Ağaçlarda uyuyan hayvanları görmeye alışığız. Koalalar, tembel hayvanlar, pandalar, maymunlar… Ancak bu hayvanların hepsi, bir şekilde ağaçlara tutunuyor.
Peki ya kuşlara ne demeli? Dallara sarılacak kaslı kolları bile yokken nasıl oluyor da incecik ağaç dallarında bile uyumayı başarabiliyorlar?
Otobüste ayaktayken uyuduğunuz zamanları düşünün. Kaslarınız gevşer, dengede durmanız zorlaşır… Aslında kuşlarda da aynı durum geçerli. Bir dalın üstünde ayakta dururken uyumak hiç kolay olmamalı. Ancak onlar, bizim yapamadığımız bir şeyi yapıyor.
Bir kuş dala konduğunda; hafifçe çömeliyor, pençeleri otomatik bir şekilde bükülüyor ve dala sıkıca tutunuyor.
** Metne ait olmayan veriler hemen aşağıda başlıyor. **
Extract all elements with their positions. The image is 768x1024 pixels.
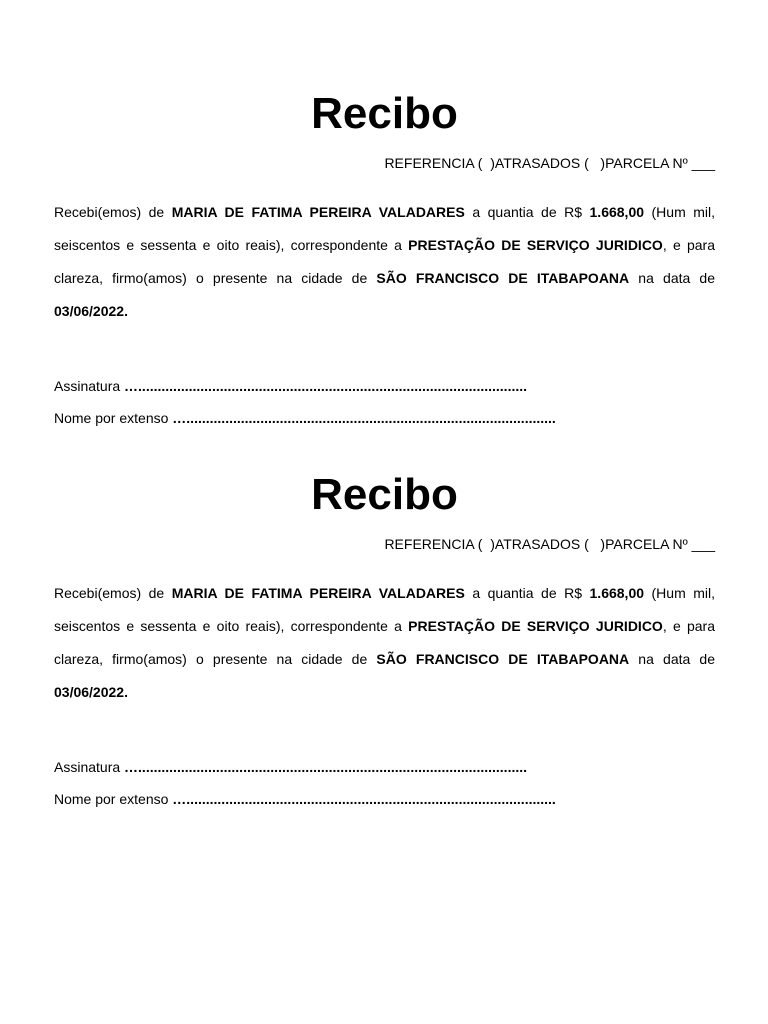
signature-dots: …....................................................................................................	[124, 378, 528, 394]
receipt-1	[54, 88, 715, 427]
receipt-title: Recibo	[311, 470, 458, 519]
city-name: SÃO FRANCISCO DE ITABAPOANA	[376, 651, 630, 667]
body-text-segment: (Hum mil, seiscentos e sessenta e oito reais), correspondente a	[54, 585, 715, 634]
signature-line	[54, 758, 715, 776]
body-text-segment: , e para clareza, firmo(amos) o presente na cidade de	[54, 237, 715, 286]
payer-name: MARIA DE FATIMA PEREIRA VALADARES	[171, 585, 465, 601]
body-text-segment: na data de	[629, 270, 715, 286]
body-text-segment: (Hum mil, seiscentos e sessenta e oito reais), correspondente a	[54, 204, 715, 253]
signature-label: Assinatura	[54, 759, 125, 775]
payer-name: MARIA DE FATIMA PEREIRA VALADARES	[171, 204, 465, 220]
body-text-segment: , e para clareza, firmo(amos) o presente na cidade de	[54, 618, 715, 667]
body-text-segment: Recebi(emos) de	[54, 204, 172, 220]
receipt-body	[54, 577, 715, 709]
fullname-dots: …...............................................................................................	[172, 410, 556, 426]
reference-line: REFERENCIA ( )ATRASADOS ( )PARCELA Nº ___	[384, 155, 715, 171]
receipt-date: 03/06/2022.	[54, 684, 128, 700]
fullname-label: Nome por extenso	[54, 791, 173, 807]
reference-line: REFERENCIA ( )ATRASADOS ( )PARCELA Nº ___	[384, 536, 715, 552]
receipt-title: Recibo	[311, 89, 458, 138]
amount-value: 1.668,00	[589, 585, 645, 601]
city-name: SÃO FRANCISCO DE ITABAPOANA	[376, 270, 630, 286]
body-text-segment: a quantia de R$	[464, 204, 590, 220]
receipt-2	[54, 469, 715, 808]
signature-dots: …....................................................................................................	[124, 759, 528, 775]
body-text-segment: na data de	[629, 651, 715, 667]
receipt-body	[54, 196, 715, 328]
fullname-dots: …...............................................................................................	[172, 791, 556, 807]
receipt-date: 03/06/2022.	[54, 303, 128, 319]
fullname-line	[54, 409, 715, 427]
body-text-segment: a quantia de R$	[464, 585, 590, 601]
service-description: PRESTAÇÃO DE SERVIÇO JURIDICO	[408, 237, 663, 253]
fullname-label: Nome por extenso	[54, 410, 173, 426]
amount-value: 1.668,00	[589, 204, 645, 220]
service-description: PRESTAÇÃO DE SERVIÇO JURIDICO	[408, 618, 663, 634]
body-text-segment: Recebi(emos) de	[54, 585, 172, 601]
signature-line	[54, 377, 715, 395]
fullname-line	[54, 790, 715, 808]
signature-label: Assinatura	[54, 378, 125, 394]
Bu kitleme mekanizması, dizinin ve ayak bileğinin bükülmesiyle tendonları esnetiyor ve dolayısıyla kuşun öndeki üç, arkadaki bir parmağı bükülüyor.
Başka hayvanlarda da görebileceğimiz bu mekanizma, tendonu kaplayan dokunun pürüzlü yüzeye sahip olması nedeniyle tendon ve kılıf arasında sürtünme oluşturarak bacağın kilitlenmesini sağlıyor.
Papağanların baş aşağı sarkabilmesinin de sebebi bu otomatik tüneme mekanizması. Üstelik yalnızca böyle durumlarda kullanılmıyor. Tırmanmalarına, yüzmelerine ve asılı kalmalarına da yardımcı oluyor.
Hatta yırtıcı kuşlar, bu özellikleri sayesinde beslenmek için güvenli bir yere uçarken yine aynı mekanizmanın yardımıyla avlarını sıkıca tutabiliyor. Kısacası kuşların bu nitelikleri, sahip oldukları en önemli özelliklerden.